Quel que soit le chemin où l’on se trouve engagé, on s’inspirera avec profit de l’enseignement des deux grandes figures qui viennent de nous retenir. Grâce à elles, le centre de gravité de la vie spirituelle a passé du monde extérieur des autorités et des dogmes dans le champ intérieur de la personnalité, de ses expériences et de ses besoins. Le christianisme, conclut Pascal, est la vraie religion parce qu’il répond seul à l’aspiration la plus profonde de la nature humaine, parce que seul il concilie les contraires les plus grands de la vie, et qu’il en rend raison. Et pour Kierkegaard, l’idée de Dieu fut, dans les tempêtes de la vie, une ancre de salut dont la nécessité ne s’impose pas à celui qui se tient toujours en mer calme. L’essentiel, pour l’un et l’autre, c’est que chacun passe, au cours de la vie, par le cycle profitable et pénétrant de l’expérience. Mais d’abord, et surtout, il faut éviter de se tromper et de tromper les autres en professant des croyances qui ne se fondent pas sur des expériences et des aspirations personnelles. « Pour les religions, dit Pascal (fr. 590 Br.), il faut être sincère ; vrais païens, vrais juifs, vrais chrétiens. » Kierkegaard, de son côté, disait, pendant sa dernière campagne contre l’Église établie : « Je n’ose pas m’attribuer le nom de Chrétien, mais je me range sous le drapeau de la sincérité ; c’est pour elle que je m’expose ».

Sur un point, toutefois, les hommes engagés dans le troisième chemin se séparent nettement de Pascal et de Kierkegaard.

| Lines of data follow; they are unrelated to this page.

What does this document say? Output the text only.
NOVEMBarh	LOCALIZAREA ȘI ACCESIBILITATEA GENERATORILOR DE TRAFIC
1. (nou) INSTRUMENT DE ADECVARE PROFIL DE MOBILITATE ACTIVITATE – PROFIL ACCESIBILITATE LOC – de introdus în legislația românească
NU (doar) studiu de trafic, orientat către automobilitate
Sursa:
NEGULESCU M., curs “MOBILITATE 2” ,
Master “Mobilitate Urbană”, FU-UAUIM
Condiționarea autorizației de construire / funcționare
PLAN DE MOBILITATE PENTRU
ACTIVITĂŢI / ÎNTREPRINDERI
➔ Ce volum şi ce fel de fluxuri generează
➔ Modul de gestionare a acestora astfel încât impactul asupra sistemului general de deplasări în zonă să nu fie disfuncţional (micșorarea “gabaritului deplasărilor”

Les deux penseurs se rendent compte que la vie, et particulièrement la vie religieuse, a besoin de pensées qui en maintiennent et dirigent l’orientation. Mais ils font une distinction tranchée entre pensées vitales et pensées scientifiques ou, pour parler le langage de Kierkegaard, entre connaissance « essentielle » et connaissance « non essentielle ». Sous la connaissance non essentielle, ils rangent la science, toutes les sciences. Et pourtant il y a des pensées scientifiques qui peuvent devenir d’une importance capitale pour les croyances personnelles. Impossible de marquer ici les limites une fois pour toutes. Indiquons seulement l’influence sourde et peu remarquée par le grand public qu’exerce sur les idées religieuses l’essor admirable qu’ont pris les sciences ; sciences naturelles aussi bien que sciences morales, pendant les derniers siècles. Et signalons à ce propos le peu fondé de l’opinion qui veut que la personnalité et la science s’opposent l’une à l’autre comme s’opposeraient les intérêts qu’elles recouvrent. La science est issue du travail et des individus et fille de l’aspiration personnelle ; la joie de connaître compte parmi les sentiments les plus nobles de l’homme. Les cadres mêmes conscients ou inconscients de la vie intellectuelle sont fournis, en dernière analyse, par la personnalité, puisque aussi bien ils dépendent de la nature et de l’esprit humains. D’un autre côté, la personnalité se développe par le travail scientifique, elle y gagne une intelligence lucide de la vie et de ses conditions, elle y apprend à s’imposer des tâches qui dépassent de très haut ses égoïsmes intéressés. Et il en va de toute autre culture comme de la science. Sans cesse, l’homme est tantôt supérieur, tantôt inférieur à telle ou telle culture donnée. Il la domine parce que toute discipline ne justifie sa valeur qu’en contribuant au développement de la vie personnelle, et inversement la culture domine l’homme en imposant des tâches qui subordonnent impérieusement les intérêts individuels au gain, au progrès durables de la collectivité humaine.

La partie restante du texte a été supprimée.